Slit by c. jarrell gentry (jarrell1203) - Short - This is a story of a woman's descent into insanity. It's "Basic Instinct" meets "Fatal Attraction." 21 pages - pdf, format
Reviewing other people's work, or atleast letting them you're actually here, will get your script read faster.
On to the script....
I had two problems with this script. The first was that it was rushed. The story could be stretched out to feature length and, given the story, should be. I got the impression that it was rushed because you didn't develope the characters as well as they could be. I know that this can be difficult in shorts but if no one cares about the character then one will care what happens to the character.
The other problem concerns your dialogue. It's too on-the-nose. All the characters go straight to the point, immediately telling us what we have to know.

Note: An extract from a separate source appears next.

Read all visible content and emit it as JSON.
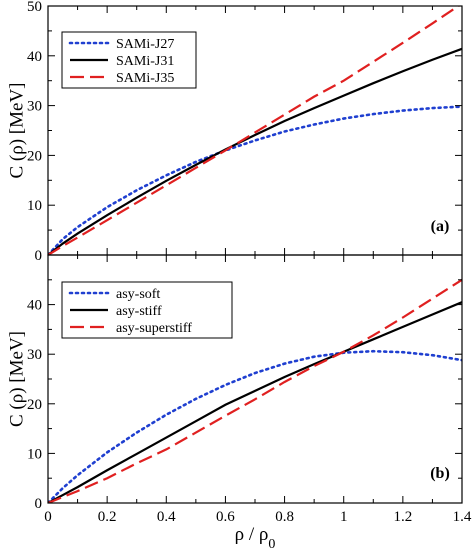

A good example of this happens at the art gallery when Ezekial approach Candice and says: "I had to come take a closer look at this piece and attempt to hold a conversation with the beautiful woman who has the sad expression on her face." You just dropped the entire situation on our laps in one sentence. Outside of people giving speaches, no one talks this direct. Work your way up to thing.
As I said earlier, I like the story. I just think it needs to be fleshed out.
thanks phil, its funny you said that because i'm actually working on the feature length form of this short. I did it because i wanted to send a friend a short version of what i'm working on. thank you for the input, i will be posting the feature length version of the story on this site soon, so i will be looking forward to your opinion.